Fortunately for him, Dau became one of some 4,000 Los Boys who received assistance to relocate to the United States. He and 140 others moved to Syracuse, N.Y., in 2001. There, while working 60 hours a week as a security guard, he completed his associate's degree at Onondaga Community College and started his B.A. in policy studies at Syracuse University's Maxwell School of Citizenship.

Dau's story and that of other Lost Boys of Sudan were depicted in the 2006 award-winning documentary, "God Grew Tired of Us," which portrays the boys' culture shock upon arriving in U.S. cities shortly before 9/11. Dau's reunion with his mother after 17 years is a climactic moment in the film. He has since moved his mother and sister to Syracuse from Sudan. In 2007, he published a memoir, also titled "God Grew Tired of Us."

A human rights activist for the people of South Sudan, Dau directs the John Dau Foundation and other initiatives which focus on health care and sustainable development for his homeland. A clinic established by the foundation in the South Sudan village of Duk Payuel has provided vaccinations, obstetrical care and other services to 57,000 people.

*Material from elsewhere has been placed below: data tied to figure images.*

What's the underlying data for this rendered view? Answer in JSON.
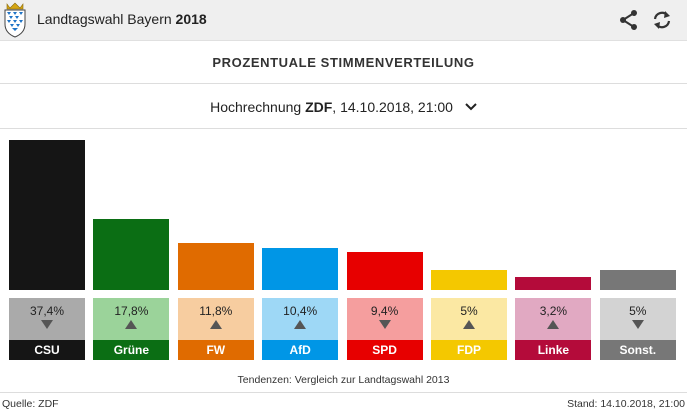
{
  "header": {
    "title_prefix": "Landtagswahl Bayern",
    "title_year": "2018",
    "icons": [
      "bavaria-crest-icon",
      "share-icon",
      "refresh-icon"
    ]
  },
  "section_title": "PROZENTUALE  STIMMENVERTEILUNG",
  "selector": {
    "prefix": "Hochrechnung",
    "source": "ZDF",
    "datetime": ", 14.10.2018, 21:00"
  },
  "chart_data": {
    "type": "bar",
    "categories": [
      "CSU",
      "Grüne",
      "FW",
      "AfD",
      "SPD",
      "FDP",
      "Linke",
      "Sonst."
    ],
    "values": [
      37.4,
      17.8,
      11.8,
      10.4,
      9.4,
      5.0,
      3.2,
      5.0
    ],
    "value_labels": [
      "37,4%",
      "17,8%",
      "11,8%",
      "10,4%",
      "9,4%",
      "5%",
      "3,2%",
      "5%"
    ],
    "trends": [
      "down",
      "up",
      "up",
      "up",
      "down",
      "up",
      "up",
      "down"
    ],
    "colors": [
      "#151515",
      "#0b6e14",
      "#e06b00",
      "#0096e6",
      "#e70000",
      "#f4c800",
      "#b40b3a",
      "#777777"
    ],
    "box_colors": [
      "#aaaaaa",
      "#9bd39a",
      "#f7cda0",
      "#9ed8f6",
      "#f59e9e",
      "#fbe8a3",
      "#e1a9c2",
      "#d3d3d3"
    ],
    "ylim": [
      0,
      37.4
    ]
  },
  "note": "Tendenzen: Vergleich zur Landtagswahl 2013",
  "footer": {
    "source": "Quelle: ZDF",
    "stand": "Stand: 14.10.2018, 21:00"
  }
}
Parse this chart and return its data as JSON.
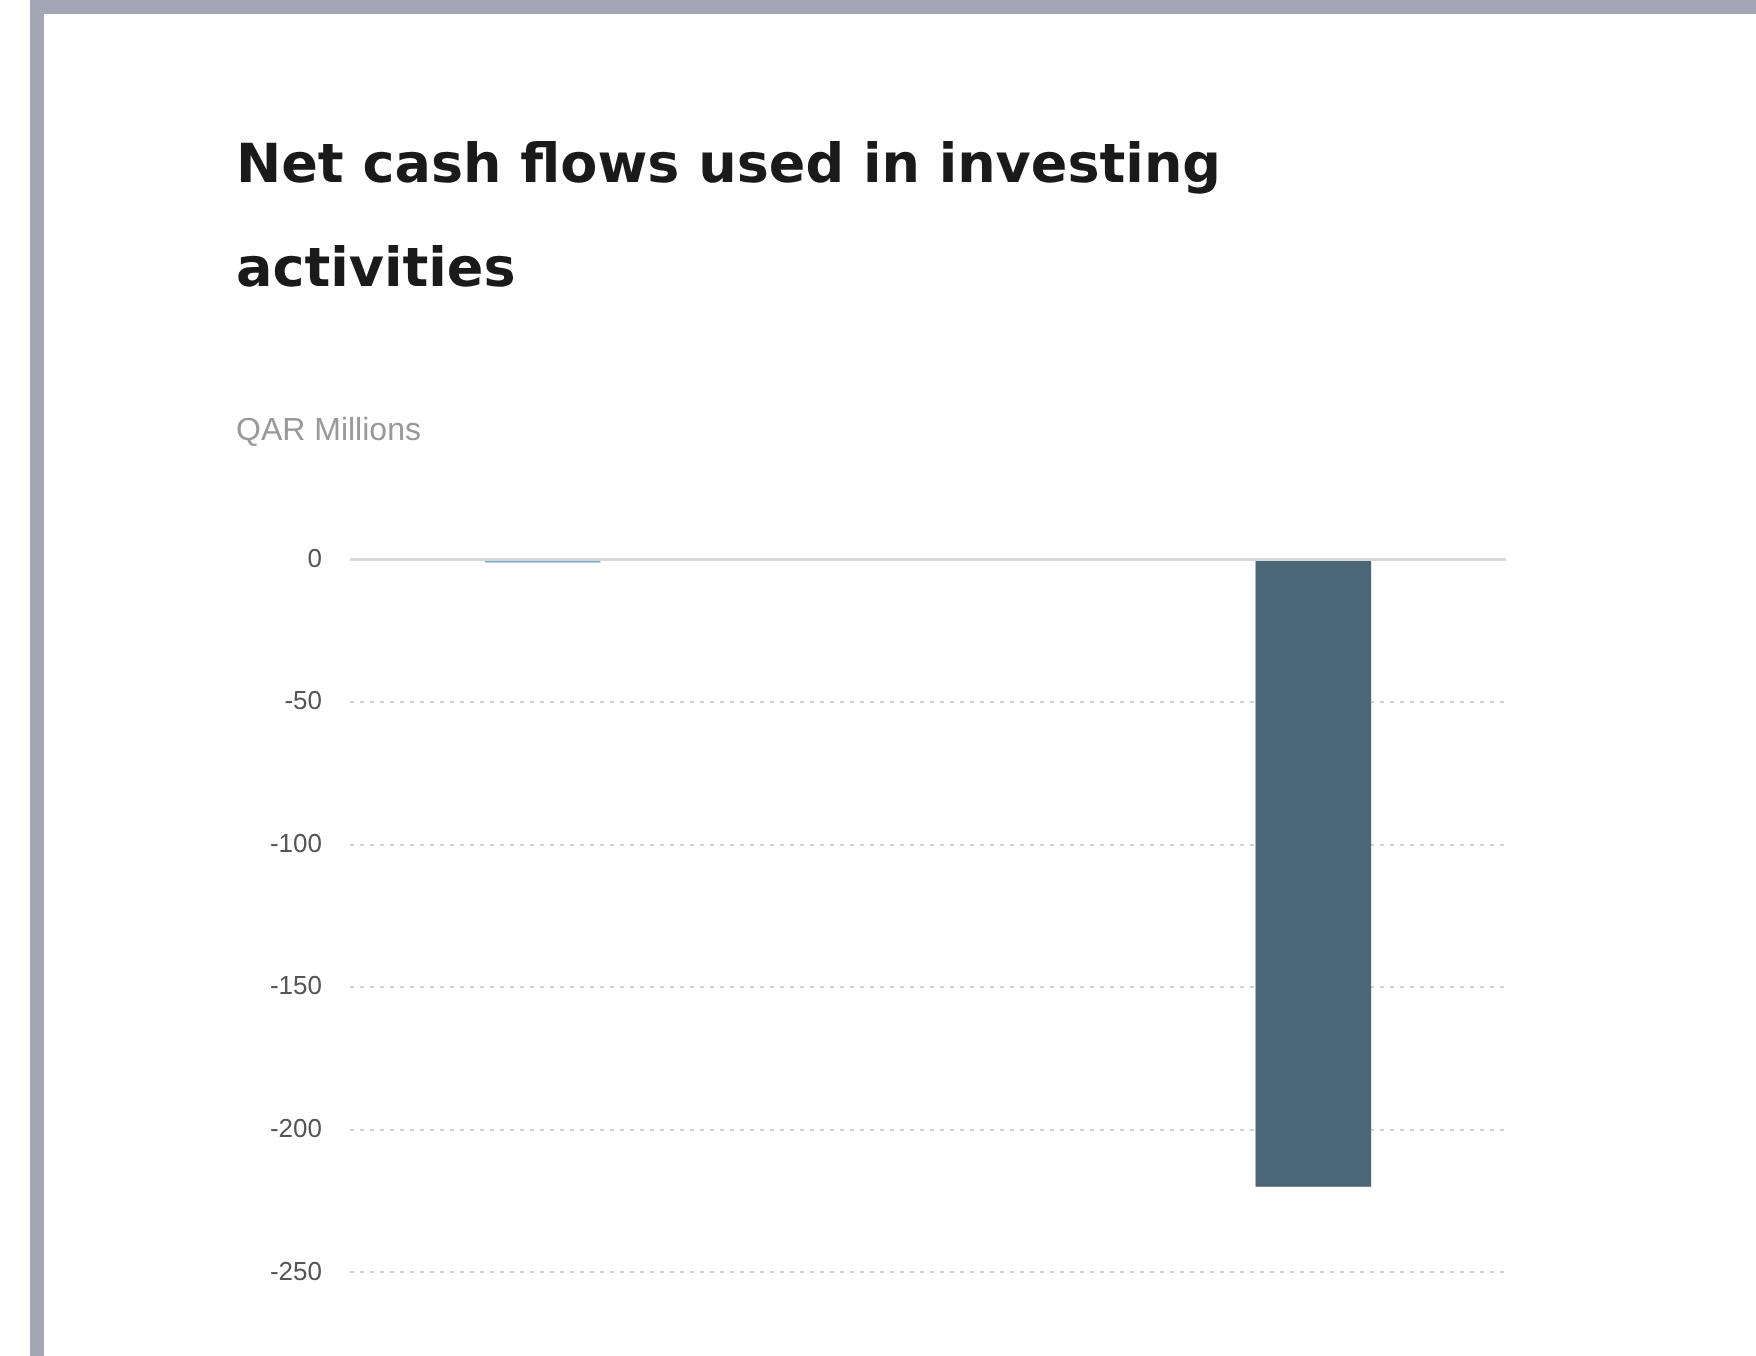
{
  "chart_data": {
    "type": "bar",
    "title": "Net cash flows used in investing activities",
    "ylabel": "QAR Millions",
    "categories": [
      null,
      null,
      null
    ],
    "values": [
      -1,
      null,
      -220
    ],
    "colors": [
      "#6aaed6",
      "#4d6b7c",
      "#4a6677"
    ],
    "ylim": [
      -250,
      0
    ],
    "yticks": [
      0,
      -50,
      -100,
      -150,
      -200,
      -250
    ],
    "grid": "y",
    "legend": false
  }
}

Speaking with his School of Law audience about the current political situation in Sudan, Dau noted that the culturally divided country has spent most of its 65-year postcolonial era in civil conflict. That may change in January 2011, when, following a timetable set out in the 2005 Comprehensive Peace Agreement, the people of Southern Sudan are scheduled to vote on whether to remain a part of Sudan or to declare independence. Southerners want to proceed with the referendum as scheduled, but the government in Khartoum is hoping to delay the vote, while trying to provide incentives for Southern Sudan to remain part of Sudan. Asked by an audience member whether the continuing conflict poses the prospect of new war, which many Southern Sudanese fear, Dau said, "It may be 50-50. I don't know what will happen."
 
Dau's latest efforts include establishing agricultural training and conflict resolution programs for Southern Sudanese, many of whom grew up in refugee camps. And he has sent thousands of books to Southern Sudan.
 
"I have a dream to build a library where people can come and study," he said. "I have seen the power of education."
 
Dau's life in America, which includes marriage to a Sudanese refugee with whom he has three children, has opened his eyes to a world that he and other Lost Boys could only once imagine. The hungry boys would tell each other stories, he recalled, about restaurants in America where lazy patrons could eat for free or press a button on the table to order chicken. While he doesn't find Americans to be lazy after all, Dau said, he does think that some Americans fail to appreciate the advantages they have.
 
Nor, perhaps, do Americans appreciate that even in times of difficulty, we can survive. As if to hearken back to his days as a leader of the Lost Boys of Sudan, Dau told his UCLA audience, "Whenever you are faced with a difficulty, never think that it is you alone. Other people have difficulty, too.
 
"But you know how people survive — they don't give up," Dau said. "Never give up."